La mia curiosità per qualsiasi lingua straniera e per quella in particolare mi spinse a rompere ogni riguardo di riservatezza ed a rivolgermi, in inglese, al padre della piccola famiglia composta da quattro persone: “Mi scusi se l’importuno, ma la mia curiosità non mi dà pace! Posso chiederLe che lingua parlate? Suona come l’Italiano ma alcune parole sembrano arabe!!??!!”
Il padre mi guardò compiaciuto, sorrise o forse meglio sogghignò e mi rispose gentile: “Non si preoccupi, non disturba affatto.

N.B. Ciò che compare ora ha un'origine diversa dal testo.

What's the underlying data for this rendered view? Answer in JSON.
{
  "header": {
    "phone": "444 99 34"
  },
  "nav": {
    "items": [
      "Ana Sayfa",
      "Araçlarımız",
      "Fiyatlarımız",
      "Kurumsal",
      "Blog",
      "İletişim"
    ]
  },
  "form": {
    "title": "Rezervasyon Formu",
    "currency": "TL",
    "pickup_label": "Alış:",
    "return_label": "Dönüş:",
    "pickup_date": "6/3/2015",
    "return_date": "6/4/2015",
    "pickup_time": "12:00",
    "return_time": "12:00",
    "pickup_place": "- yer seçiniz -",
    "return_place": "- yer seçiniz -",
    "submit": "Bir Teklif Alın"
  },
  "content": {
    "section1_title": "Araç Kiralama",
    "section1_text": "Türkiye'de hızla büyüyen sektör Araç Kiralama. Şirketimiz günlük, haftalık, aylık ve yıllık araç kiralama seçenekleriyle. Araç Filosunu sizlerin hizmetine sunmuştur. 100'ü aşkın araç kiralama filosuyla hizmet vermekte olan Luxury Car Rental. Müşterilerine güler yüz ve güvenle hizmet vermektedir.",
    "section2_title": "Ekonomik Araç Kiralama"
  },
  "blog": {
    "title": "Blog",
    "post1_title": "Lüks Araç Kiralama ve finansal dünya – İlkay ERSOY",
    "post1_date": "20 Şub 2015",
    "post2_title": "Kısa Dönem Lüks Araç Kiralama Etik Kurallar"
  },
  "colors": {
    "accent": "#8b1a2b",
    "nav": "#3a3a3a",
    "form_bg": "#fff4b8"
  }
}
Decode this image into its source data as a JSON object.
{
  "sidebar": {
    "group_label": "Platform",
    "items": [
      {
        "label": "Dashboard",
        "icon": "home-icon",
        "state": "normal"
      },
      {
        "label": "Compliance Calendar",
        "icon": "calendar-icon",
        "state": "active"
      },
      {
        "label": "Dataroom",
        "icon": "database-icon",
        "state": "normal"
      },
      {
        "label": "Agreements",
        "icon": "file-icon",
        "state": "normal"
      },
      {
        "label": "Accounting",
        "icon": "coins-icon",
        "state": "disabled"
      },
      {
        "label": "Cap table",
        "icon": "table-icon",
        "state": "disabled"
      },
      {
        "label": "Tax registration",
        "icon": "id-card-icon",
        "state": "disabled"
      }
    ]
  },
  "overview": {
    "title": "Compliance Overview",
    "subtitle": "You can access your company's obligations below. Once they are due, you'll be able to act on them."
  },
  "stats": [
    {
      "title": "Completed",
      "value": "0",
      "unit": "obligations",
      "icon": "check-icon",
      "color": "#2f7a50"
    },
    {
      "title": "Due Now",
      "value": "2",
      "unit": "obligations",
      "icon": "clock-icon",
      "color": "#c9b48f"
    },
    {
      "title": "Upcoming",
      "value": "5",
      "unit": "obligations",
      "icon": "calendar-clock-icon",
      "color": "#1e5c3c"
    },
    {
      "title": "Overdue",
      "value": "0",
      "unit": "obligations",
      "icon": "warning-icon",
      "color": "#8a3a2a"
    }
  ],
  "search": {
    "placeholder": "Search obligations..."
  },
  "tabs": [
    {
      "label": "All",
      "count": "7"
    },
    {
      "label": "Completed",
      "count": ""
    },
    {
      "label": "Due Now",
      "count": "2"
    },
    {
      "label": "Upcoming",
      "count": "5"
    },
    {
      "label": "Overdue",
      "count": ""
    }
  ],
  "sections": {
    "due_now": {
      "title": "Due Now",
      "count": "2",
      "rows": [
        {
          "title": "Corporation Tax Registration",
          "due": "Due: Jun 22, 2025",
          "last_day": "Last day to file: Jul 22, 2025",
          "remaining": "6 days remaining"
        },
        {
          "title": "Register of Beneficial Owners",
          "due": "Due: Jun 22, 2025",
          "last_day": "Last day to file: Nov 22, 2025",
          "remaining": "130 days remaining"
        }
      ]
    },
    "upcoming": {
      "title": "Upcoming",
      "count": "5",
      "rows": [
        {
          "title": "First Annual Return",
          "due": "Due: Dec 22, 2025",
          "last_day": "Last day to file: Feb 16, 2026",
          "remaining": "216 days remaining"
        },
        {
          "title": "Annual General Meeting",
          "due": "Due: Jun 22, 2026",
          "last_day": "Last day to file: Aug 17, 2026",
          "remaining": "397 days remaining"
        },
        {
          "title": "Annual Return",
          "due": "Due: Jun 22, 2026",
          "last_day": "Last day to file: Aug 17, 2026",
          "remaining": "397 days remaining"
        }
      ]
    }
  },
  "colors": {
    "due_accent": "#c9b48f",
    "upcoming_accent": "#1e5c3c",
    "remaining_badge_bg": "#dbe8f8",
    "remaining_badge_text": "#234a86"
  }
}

Noi siamo di Malta e stiamo parlando Maltese!”.
Come un fulmine a ciel sereno capii perché quella lingua mi sembrava familiare, pur non capendola. Non conoscevo a fondo la storia di Malta, ma quel poco che sapevo, mi convinse che quella lingua doveva essere il risultato di trascorsi turbolenti, essendo l’isola passata da una conquista all’altra da parte dei popoli del Mediterraneo. Non ultimi gli Italiani, i Francesi e gli Inglesi.
[1] Nabucco, Coro degli schiavi ebrei, parole di Temistocle Solera (Ferrara 1815-Milano 1878) musica di Giuseppe Verdi (Le Roncole 1813–Milano 1901), diretto da Riccardo Muti (Napoli 1941-), Roma 2011, con sottotitoli in italiano, francese ed inglese.
[2] Su FaceBook c’è in effetti un gruppo chiamato Civiltà Medieterranea legato al movimento dei cosiddetti Duosiciliani, rifacentesi al Regno delle Due Sicilie. Non ne riporto il collegamento perché da una prima visione frettolosa di quello che viene pubblicato su tale gruppo, mi sembra un gruppo estremista del quale non condivido le idee, peraltro molto differenti da quelle discusse tra me e la mia cara amica Paloma in quel di Aquisgrana nel lontano 1998.